The Magus Era The Magus Era Chapter 1493: Falló la negociación
The Magus Era The Magus Era Chapter 1493: Falló la negociación
Sus cuernos fueron destrozados junto con una gran mitad de su cabeza. La sangre de dragón hirviente se derramó como una fuente. Sufriendo el dolor irrompible, Ao Ku gritó incontrolablemente y mostró su figura original en el hoyo de diez millas de ancho en el suelo.
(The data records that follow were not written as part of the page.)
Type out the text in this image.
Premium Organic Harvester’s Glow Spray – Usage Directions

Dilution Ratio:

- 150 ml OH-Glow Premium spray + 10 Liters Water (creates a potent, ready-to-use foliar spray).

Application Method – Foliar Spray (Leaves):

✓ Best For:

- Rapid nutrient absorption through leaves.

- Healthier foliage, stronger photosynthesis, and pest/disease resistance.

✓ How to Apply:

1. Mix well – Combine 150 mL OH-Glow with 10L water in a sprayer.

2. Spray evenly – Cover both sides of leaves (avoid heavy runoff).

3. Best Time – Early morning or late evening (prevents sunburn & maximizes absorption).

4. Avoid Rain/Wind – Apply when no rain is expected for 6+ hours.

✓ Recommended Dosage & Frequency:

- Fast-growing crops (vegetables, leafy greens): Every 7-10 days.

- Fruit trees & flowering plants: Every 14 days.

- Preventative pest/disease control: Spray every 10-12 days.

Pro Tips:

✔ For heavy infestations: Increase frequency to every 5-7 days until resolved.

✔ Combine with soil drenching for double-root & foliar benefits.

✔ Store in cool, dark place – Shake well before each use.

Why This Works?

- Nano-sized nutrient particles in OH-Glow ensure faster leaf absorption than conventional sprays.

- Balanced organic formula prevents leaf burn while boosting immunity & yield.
Era un dragón de mil millas de largo, con un cuerpo cubierto con escamas puramente negras. Se podía sentir un poder extrañamente brutal y feroz desde cada una de sus escalas.
Él era un malvado dragón. En la época antigua, solía ser un desastre para los seres humanos. Inundó territorios humanos y masacró a seres humanos por diversión. Le gustaba rechinar los dientes con huesos humanos y satisfacer su apetito con sangre humana.
Ji Hao le lanzó a Ao Ku una mirada profunda. Esta maldita criatura, en realidad había encarcelado las almas de todos los seres humanos que fueron asesinados o comidos por él en sus escalas con una magia secreta extremadamente oscura. Cada escala suya era una prisión gigante, ¡con decenas de millones de almas humanas en ella!
¿Cuántas escamas tenía un dragón de mil millas de largo? Decenas de millones de almas fueron encarceladas en todas sus escalas, ¿cuántos seres humanos mataron a esta criatura malvada en total? Desde esta larga distancia, Ji Hao escuchó los desesperados gritos de innumerables almas humanas, de su cuerpo.
«¿Quieres morir?» Ji Hao mostró una mirada feroz mientras miraba fijamente a Ao Gu, a Feng Ling y a los otros dragones y fénix mayores, y dijo: «Tú, el tipo dragón y el fénix, ¿quieres morir?»
Ao Ku fue arrojado al piso por Ji Hao con la campana Pan Gu sin resistencia. Por ahora, yacía en el suelo, gritando de dolor. Lo intentó, pero no pudo luchar de nuevo. Ao Gu y Feng Ling estaban atónitos. No podían creer lo que veían.
Ao Ku era un poderoso dragón, tan fuerte como el Supremo Mago. Confiando en sus fuertes cuerpos físicos, los dragones no tenían miedo de ningún ser vivo en el mundo de Pan Gu. Sus escamas eran armaduras naturales, y sus músculos eran irrompibles. Podrían luchar contra cualquier enemigo apresurándose contra los ataques de los enemigos, y luego destruir a los enemigos con garras, dientes y cuernos incomparablemente afilados.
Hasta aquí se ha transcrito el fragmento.